Les chants suivants sont une série de définitions de casuistes plus que de philosophes et de poëtes. Il y a là une charmante comparaison, à propos des controverses du chrétien discutant sa soumission à l'Église.
«Ne faites pas comme l'agneau qui abandonne la mamelle et le lait de sa mère, en s'amusant, simple et folâtre, à jouter lui-même avec elle!»

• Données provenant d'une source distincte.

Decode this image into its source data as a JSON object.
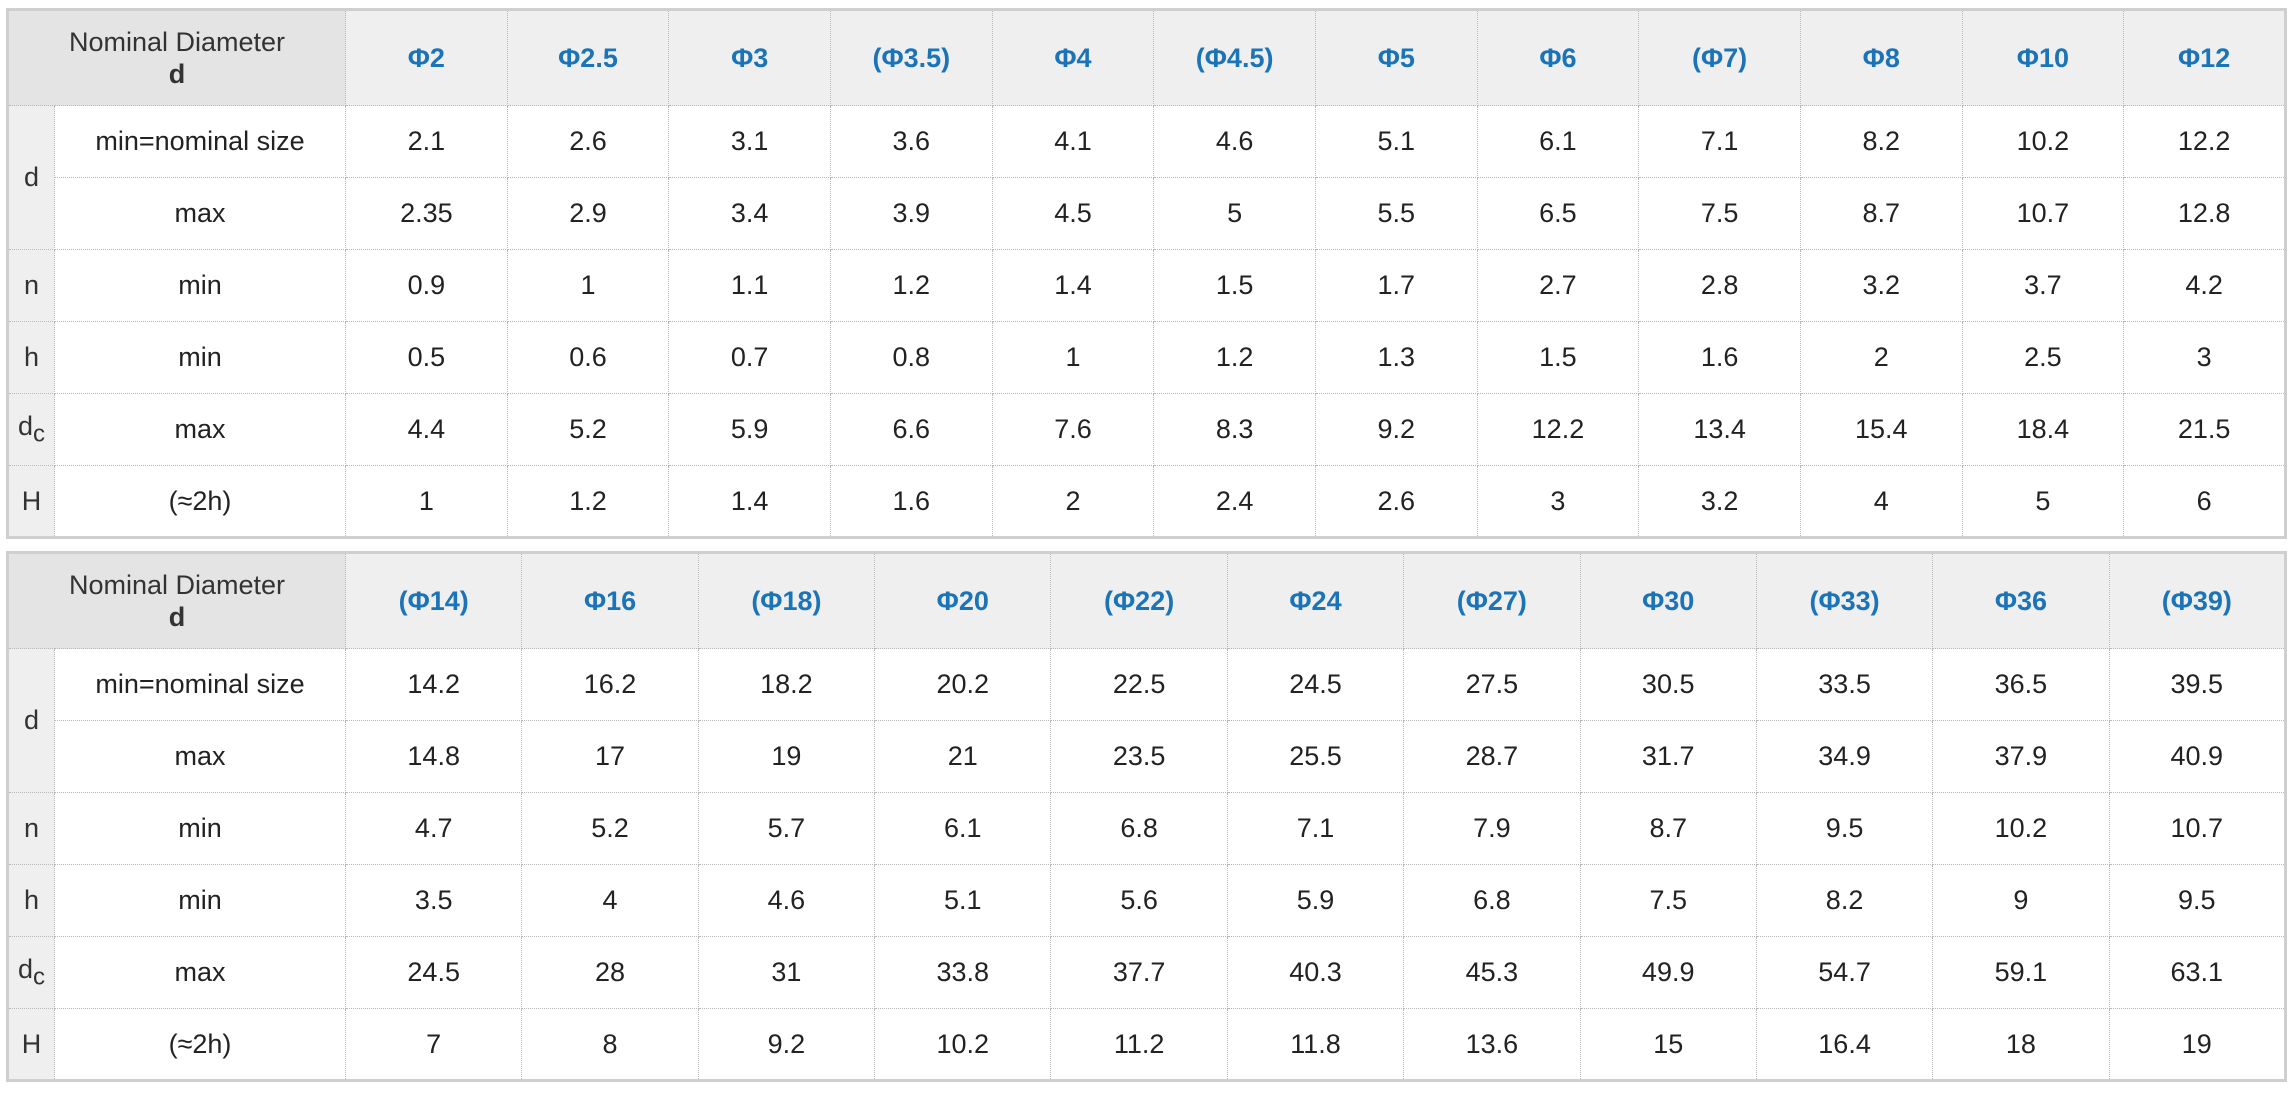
{
  "tables": [
    {
      "corner": {
        "line1": "Nominal Diameter",
        "line2": "d"
      },
      "sizes": [
        "Φ2",
        "Φ2.5",
        "Φ3",
        "(Φ3.5)",
        "Φ4",
        "(Φ4.5)",
        "Φ5",
        "Φ6",
        "(Φ7)",
        "Φ8",
        "Φ10",
        "Φ12"
      ],
      "rows": [
        {
          "symbol": "d",
          "condition": "min=nominal size",
          "values": [
            "2.1",
            "2.6",
            "3.1",
            "3.6",
            "4.1",
            "4.6",
            "5.1",
            "6.1",
            "7.1",
            "8.2",
            "10.2",
            "12.2"
          ]
        },
        {
          "symbol": "d",
          "condition": "max",
          "values": [
            "2.35",
            "2.9",
            "3.4",
            "3.9",
            "4.5",
            "5",
            "5.5",
            "6.5",
            "7.5",
            "8.7",
            "10.7",
            "12.8"
          ]
        },
        {
          "symbol": "n",
          "condition": "min",
          "values": [
            "0.9",
            "1",
            "1.1",
            "1.2",
            "1.4",
            "1.5",
            "1.7",
            "2.7",
            "2.8",
            "3.2",
            "3.7",
            "4.2"
          ]
        },
        {
          "symbol": "h",
          "condition": "min",
          "values": [
            "0.5",
            "0.6",
            "0.7",
            "0.8",
            "1",
            "1.2",
            "1.3",
            "1.5",
            "1.6",
            "2",
            "2.5",
            "3"
          ]
        },
        {
          "symbol": "d",
          "symbol_sub": "c",
          "condition": "max",
          "values": [
            "4.4",
            "5.2",
            "5.9",
            "6.6",
            "7.6",
            "8.3",
            "9.2",
            "12.2",
            "13.4",
            "15.4",
            "18.4",
            "21.5"
          ]
        },
        {
          "symbol": "H",
          "condition": "(≈2h)",
          "values": [
            "1",
            "1.2",
            "1.4",
            "1.6",
            "2",
            "2.4",
            "2.6",
            "3",
            "3.2",
            "4",
            "5",
            "6"
          ]
        }
      ]
    },
    {
      "corner": {
        "line1": "Nominal Diameter",
        "line2": "d"
      },
      "sizes": [
        "(Φ14)",
        "Φ16",
        "(Φ18)",
        "Φ20",
        "(Φ22)",
        "Φ24",
        "(Φ27)",
        "Φ30",
        "(Φ33)",
        "Φ36",
        "(Φ39)"
      ],
      "rows": [
        {
          "symbol": "d",
          "condition": "min=nominal size",
          "values": [
            "14.2",
            "16.2",
            "18.2",
            "20.2",
            "22.5",
            "24.5",
            "27.5",
            "30.5",
            "33.5",
            "36.5",
            "39.5"
          ]
        },
        {
          "symbol": "d",
          "condition": "max",
          "values": [
            "14.8",
            "17",
            "19",
            "21",
            "23.5",
            "25.5",
            "28.7",
            "31.7",
            "34.9",
            "37.9",
            "40.9"
          ]
        },
        {
          "symbol": "n",
          "condition": "min",
          "values": [
            "4.7",
            "5.2",
            "5.7",
            "6.1",
            "6.8",
            "7.1",
            "7.9",
            "8.7",
            "9.5",
            "10.2",
            "10.7"
          ]
        },
        {
          "symbol": "h",
          "condition": "min",
          "values": [
            "3.5",
            "4",
            "4.6",
            "5.1",
            "5.6",
            "5.9",
            "6.8",
            "7.5",
            "8.2",
            "9",
            "9.5"
          ]
        },
        {
          "symbol": "d",
          "symbol_sub": "c",
          "condition": "max",
          "values": [
            "24.5",
            "28",
            "31",
            "33.8",
            "37.7",
            "40.3",
            "45.3",
            "49.9",
            "54.7",
            "59.1",
            "63.1"
          ]
        },
        {
          "symbol": "H",
          "condition": "(≈2h)",
          "values": [
            "7",
            "8",
            "9.2",
            "10.2",
            "11.2",
            "11.8",
            "13.6",
            "15",
            "16.4",
            "18",
            "19"
          ]
        }
      ]
    }
  ],
  "colors": {
    "size_header": "#1b73b8",
    "header_bg": "#efefef",
    "corner_bg": "#e4e4e4",
    "border": "#b9b9b9"
  }
}
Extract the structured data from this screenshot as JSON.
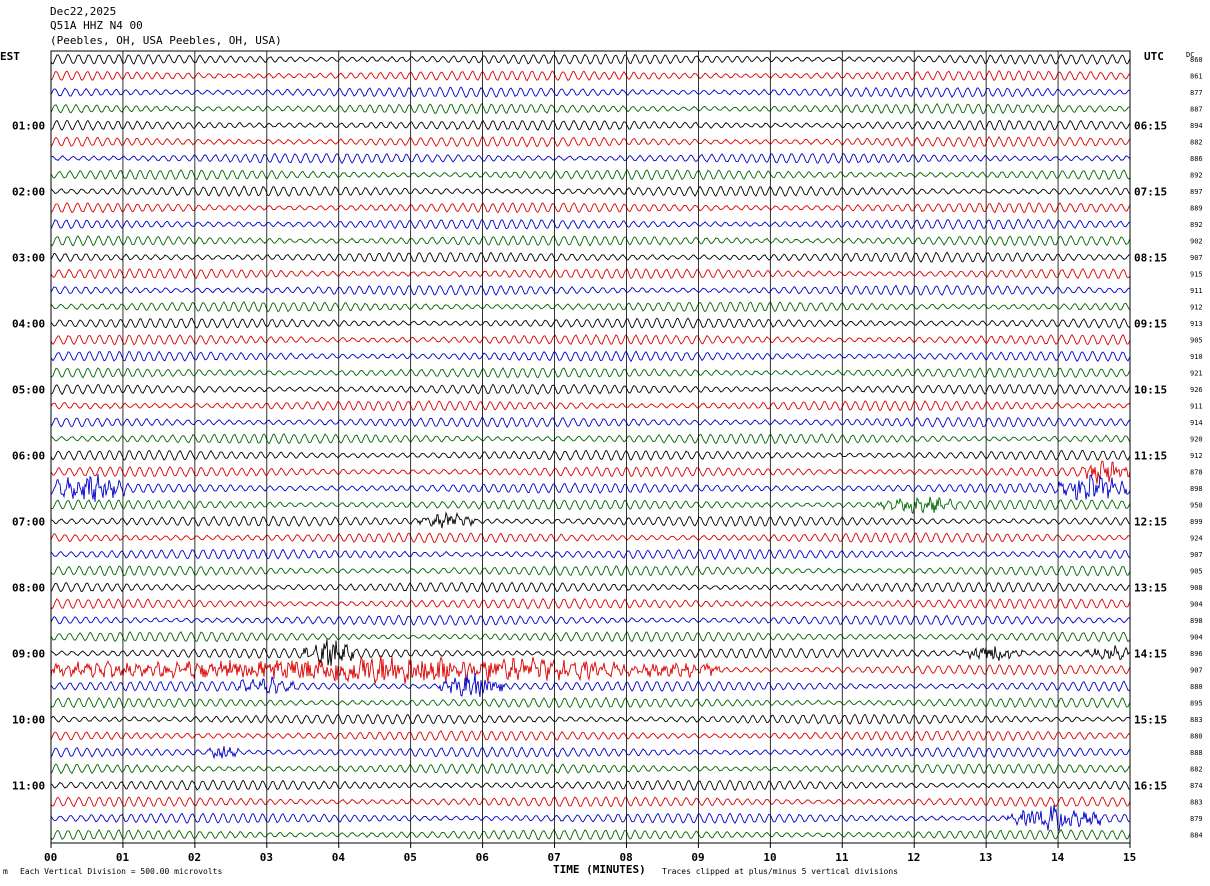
{
  "header": {
    "date": "Dec22,2025",
    "station": "Q51A HHZ N4 00",
    "location": "(Peebles, OH, USA Peebles, OH, USA)"
  },
  "axis": {
    "left_label": "EST",
    "right_label": "UTC",
    "dc_label": "DC",
    "x_title": "TIME (MINUTES)"
  },
  "footer": {
    "scale": "Each Vertical Division =  500.00 microvolts",
    "clip": "Traces clipped at plus/minus 5 vertical divisions",
    "mark": "m"
  },
  "colors": {
    "trace_cycle": [
      "#000000",
      "#dd0000",
      "#0000cc",
      "#006600"
    ]
  },
  "chart_data": {
    "type": "line",
    "title": "Q51A HHZ N4 00",
    "xlabel": "TIME (MINUTES)",
    "xlim": [
      0,
      15
    ],
    "x_ticks": [
      "00",
      "01",
      "02",
      "03",
      "04",
      "05",
      "06",
      "07",
      "08",
      "09",
      "10",
      "11",
      "12",
      "13",
      "14",
      "15"
    ],
    "est_hour_labels": [
      "01:00",
      "02:00",
      "03:00",
      "04:00",
      "05:00",
      "06:00",
      "07:00",
      "08:00",
      "09:00",
      "10:00",
      "11:00"
    ],
    "utc_hour_labels": [
      "06:15",
      "07:15",
      "08:15",
      "09:15",
      "10:15",
      "11:15",
      "12:15",
      "13:15",
      "14:15",
      "15:15",
      "16:15"
    ],
    "row_dc_values": [
      860,
      861,
      877,
      887,
      894,
      882,
      886,
      892,
      897,
      889,
      892,
      902,
      907,
      915,
      911,
      912,
      913,
      905,
      910,
      921,
      926,
      911,
      914,
      920,
      912,
      878,
      898,
      950,
      899,
      924,
      907,
      905,
      908,
      904,
      898,
      904,
      896,
      907,
      880,
      895,
      883,
      880,
      888,
      882,
      874,
      883,
      879,
      884
    ],
    "events": [
      {
        "row": 25,
        "start_min": 14.3,
        "end_min": 15.0,
        "amplitude": "large"
      },
      {
        "row": 26,
        "start_min": 0.0,
        "end_min": 1.1,
        "amplitude": "large"
      },
      {
        "row": 26,
        "start_min": 14.0,
        "end_min": 15.0,
        "amplitude": "large"
      },
      {
        "row": 27,
        "start_min": 11.5,
        "end_min": 12.6,
        "amplitude": "medium"
      },
      {
        "row": 28,
        "start_min": 5.1,
        "end_min": 5.9,
        "amplitude": "medium"
      },
      {
        "row": 36,
        "start_min": 3.5,
        "end_min": 4.2,
        "amplitude": "large"
      },
      {
        "row": 36,
        "start_min": 12.6,
        "end_min": 13.5,
        "amplitude": "medium"
      },
      {
        "row": 36,
        "start_min": 14.4,
        "end_min": 15.0,
        "amplitude": "medium"
      },
      {
        "row": 37,
        "start_min": 0.0,
        "end_min": 9.3,
        "amplitude": "large"
      },
      {
        "row": 38,
        "start_min": 2.6,
        "end_min": 3.4,
        "amplitude": "medium"
      },
      {
        "row": 38,
        "start_min": 5.4,
        "end_min": 6.3,
        "amplitude": "large"
      },
      {
        "row": 42,
        "start_min": 2.2,
        "end_min": 2.6,
        "amplitude": "medium"
      },
      {
        "row": 46,
        "start_min": 13.3,
        "end_min": 14.6,
        "amplitude": "large"
      }
    ]
  }
}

Un chant tout entier est consacré à un récit des destinées politiques de l'Italie et à la gloire de Justinien;
Un autre à expliquer le mystère de Dieu sacrifiant son fils innocent représentant d'une nature coupable. Le poëte s'y perd dans la métaphysique la plus subtile et la moins poétique. Cypris et Cupidon reparaissent dans la planète Vénus, qui inspire le fol amour. Béatrice y est revêtue par cette influence d'un surcroît de beauté. Des lueurs s'y meuvent en rond. Ce sont les esprits habitants du troisième ciel; il faudrait une clef historique à chaque nom pour comprendre ce que ces esprits disent au Dante. Des soleils y chantent, des roues y argumentent, les chefs des ordres monastiques y défilent devant le poëte; le pape et les cardinaux y sont injuriés comme des déserteurs de cette crèche de Nazareth où l'ange de Dieu replia ses ailes. Saint Thomas d'Aquin, saint François d'Assise, saint Dominique y sont exaltés en vers, pleins d'allusions toutes claustrales. On entre ensuite dans les véritables ténèbres palpables du poëme. On s'y éblouit de nuit en y regardant. Dante y fait parler tantôt saint Thomas, tantôt Béatrice. On ne croirait pas à ces fantasmagories du ciel scolastique si je les traduisais ici.
«Celui-ci,» dit une des lueurs, «est _un_, _deux_ et _trois_, qui toujours vit et règne en _trois_ et _deux_ et _un_ non circonscrit, mais tout circonscrivant.
«Bénis sois-tu, _toi trin_ et _un_, qui dans ma semence fus si généreux!--Tu crois que ta pensée vient à moi de celui qui est le premier, comme de l'_un_, si on le sait, procède le _cinq_ et le _six_!»
Voilà sur quoi s'extasient les fanatiques déchiffreurs de ces quinze chants d'hiéroglyphes!